In diesem abgeschlossenen Raume verweilt das Weibchen während der ganzen Brutzeit, mindestens zwei, vielleicht drei Monate lang, wird bald häßlich und schmutzig, verliert, vielleicht in Folge der innen herrschenden Hitze, einen großen Theil seiner Federn, mausert und kommt endlich nebst seinem oder seinen inzwischen ausgewachsenen Jungen wieder zum Vorschein. Das Männchen fliegt weit und breit nach Nahrung umher, erscheint mit solcher vor der Oeffnung, hängt sich am Stamme genau in der von Mützel dem Leben abgelauschten Stellung fest, knackt mit dem Schnabel, um seine Ankunft anzuzeigen, und atzt sodann das Weibchen, welches die Schnabelspitze durch die Spalte steckt. Während dieses sammt den Jungen, welche anfänglich einem Gallertklumpen mehr als einem Vogel gleichen, dick und fett wird, magert jenes in Folge der aufreibenden Thätigkeit zu Gunsten seiner gefräßigen Familie zu einer Jammergestalt ab und verkümmert förmlich. Es gönnt sich weder Rast nach Ruhe, denkt kaum an seine eigene Ernährung und scheint einzig und allein das Wohlsein von Gattin und Kindern zu erstreben. Das Nistgebiet wird nicht selten ausgeraubt oder ausgeplündert; die Ausflüge müssen also immer weiter, selbst bis in bewohnte Gegenden, ausgedehnt werden, und mit der zunehmenden Anstrengung wächst hier erklärlicher Weise auch die Gefahr für das eigene Leben. Alldem unterzieht es sich willig und bekundet damit ein Pflichtgefühl, welches ihm sicherlich zur höchsten Ehre gereicht. Ein Wunder wäre es nicht, wenn es, wie Horsfield ernsthaft als oft beobachtete Thatsache berichtet, im Bewußtsein treuer Pflichterfüllung etwaigen Undank für solche Aufopferung sehr übel aufnehmen und das Weibchen, welches in seiner Abwesenheit mit einem andern Männchen verkehrte, einmauern und elendiglich verkommen lassen sollte; Horsfield’s Erzählung ist jedoch sicherlich nur eine Wiedergabe unbegründeter Mittheilungen der Eingeborenen, und der Ruhm des treuen Gatten steht ungeschmälert da.

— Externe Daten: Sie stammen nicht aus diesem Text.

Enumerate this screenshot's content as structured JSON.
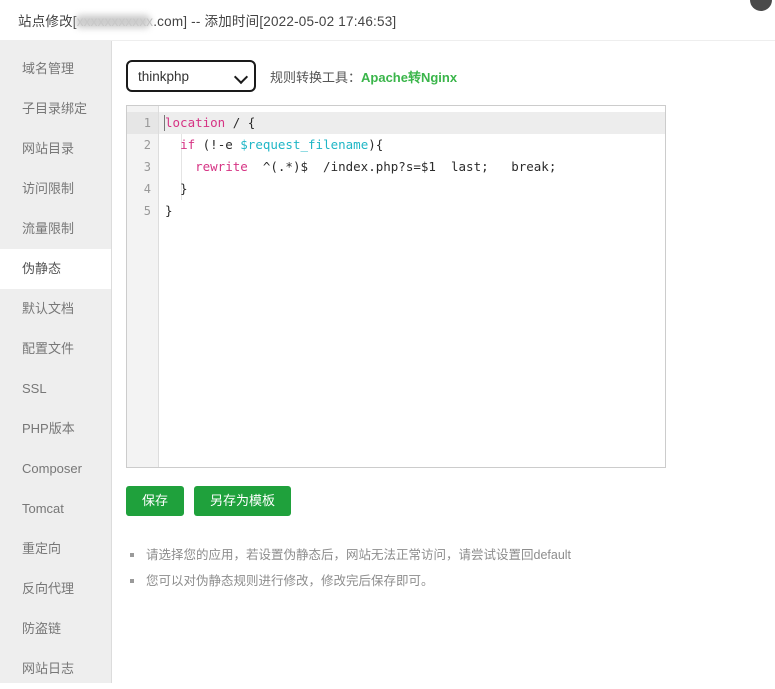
{
  "header": {
    "title_prefix": "站点修改[",
    "title_domain_redacted": "xxxxxxxxxxx",
    "title_suffix": ".com] -- 添加时间[2022-05-02 17:46:53]",
    "corner_icon": "circle-icon"
  },
  "sidebar": {
    "items": [
      {
        "label": "域名管理",
        "active": false
      },
      {
        "label": "子目录绑定",
        "active": false
      },
      {
        "label": "网站目录",
        "active": false
      },
      {
        "label": "访问限制",
        "active": false
      },
      {
        "label": "流量限制",
        "active": false
      },
      {
        "label": "伪静态",
        "active": true
      },
      {
        "label": "默认文档",
        "active": false
      },
      {
        "label": "配置文件",
        "active": false
      },
      {
        "label": "SSL",
        "active": false
      },
      {
        "label": "PHP版本",
        "active": false
      },
      {
        "label": "Composer",
        "active": false
      },
      {
        "label": "Tomcat",
        "active": false
      },
      {
        "label": "重定向",
        "active": false
      },
      {
        "label": "反向代理",
        "active": false
      },
      {
        "label": "防盗链",
        "active": false
      },
      {
        "label": "网站日志",
        "active": false
      }
    ]
  },
  "toolbar": {
    "select_value": "thinkphp",
    "select_options": [
      "thinkphp"
    ],
    "converter_label": "规则转换工具：",
    "converter_link": "Apache转Nginx",
    "link_color": "#3ab54a"
  },
  "editor": {
    "line_numbers": [
      "1",
      "2",
      "3",
      "4",
      "5"
    ],
    "lines": [
      {
        "n": "1",
        "segments": [
          {
            "text": "location",
            "cls": "kw"
          },
          {
            "text": " / {",
            "cls": "plain"
          }
        ]
      },
      {
        "n": "2",
        "segments": [
          {
            "text": "  ",
            "cls": "plain"
          },
          {
            "text": "if",
            "cls": "kw"
          },
          {
            "text": " (!-e ",
            "cls": "plain"
          },
          {
            "text": "$request_filename",
            "cls": "var"
          },
          {
            "text": "){",
            "cls": "plain"
          }
        ]
      },
      {
        "n": "3",
        "segments": [
          {
            "text": "    ",
            "cls": "plain"
          },
          {
            "text": "rewrite",
            "cls": "kw"
          },
          {
            "text": "  ^(.*)$  /index.php?s=$1  last;   break;",
            "cls": "plain"
          }
        ]
      },
      {
        "n": "4",
        "segments": [
          {
            "text": "  }",
            "cls": "plain"
          }
        ]
      },
      {
        "n": "5",
        "segments": [
          {
            "text": "}",
            "cls": "plain"
          }
        ]
      }
    ]
  },
  "buttons": {
    "save_label": "保存",
    "save_as_template_label": "另存为模板",
    "color": "#1fa13c"
  },
  "notes": [
    "请选择您的应用，若设置伪静态后，网站无法正常访问，请尝试设置回default",
    "您可以对伪静态规则进行修改，修改完后保存即可。"
  ]
}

Aus welchem Grunde der brütende Nashornvogel gegen die Außenwelt sich abschließt oder abgeschlossen wird, ist räthselhaft. Horsfield und ebenso Layard meinen, es geschähe zum Schutze gegen die Affen, welche ebenso wie unsere verhätschelten Eichhörnchen abscheuliche Nesterplünderer sind; Bernstein glaubt, es finde lediglich aus Vorsorge statt, um zu verhüten, daß das fluglos werdende Weibchen aus dem Neste falle; ich vermag weder der einen noch der andern Erklärung beizustimmen. Gegen Affen weiß sich ein Nashornvogel sehr wohl zu vertheidigen; muß doch selbst der Mensch, welcher ein brütendes Weibchen ausheben will, durch besondere Vorkehrungen, Umwickeln der Hand und des Armes mit Tüchern und Lappen z. B., vor dem kräftigen Schnabel sorgfältig sich schützen, falls er nicht ernstlich beschädigt werden will. Auch würde dem bedrohten Weibchen unzweifelhaft sehr bald die Hülfe des Männchens werden; wenigstens fürchten dieses die Eingeborenen als nicht ungefährlichen Vertheidiger seiner Gattin und Brut. Ein Mann, welcher für Tickoll ein brütendes Homrai-Weibchen aus dem Neste holen wollte, wurde, als er den Arm in die von ihm in die Wand vor dem Baumloche gebrochene Oeffnung steckte, so heftig von dem innen sitzenden Vogel gebissen, daß er fast vom Baume herabgestürzt wäre, schien auch von dem Männchen, welches unter röchelnden Lauten bis dicht an die Menschen herankam, bedacht zu werden; wie sollte es also einem Affen oder sonstigen als Feind auftretenden Bewohner des Waldes anders ergehen? Ebensowenig dürfte das Weibchen in Gefahr sein, aus der Bruthöhle zu stürzen, und wenn dies wirklich der Fall wäre, würde eine einfache Schutzmauer zur Verhütung dieser Gefahr genügen. Es muß sich also um etwas Anderes handeln in dieser Wochenstube, und ich meine, daß die einfachste Erklärung vielleicht in dem Bedürfnisse nach stetiger Wärme für Mutter und Kinder zu finden sein möchte. Noch wissen wir hierüber bestimmte Auskunft nicht zu geben und dürfen deshalb Wallace beistimmen, wenn er die Thatsache des Einmauerns wunderbar nennt; denn das Wunder beginnt da, wo das Verständnis aufhört.




Blätter und Blüthen.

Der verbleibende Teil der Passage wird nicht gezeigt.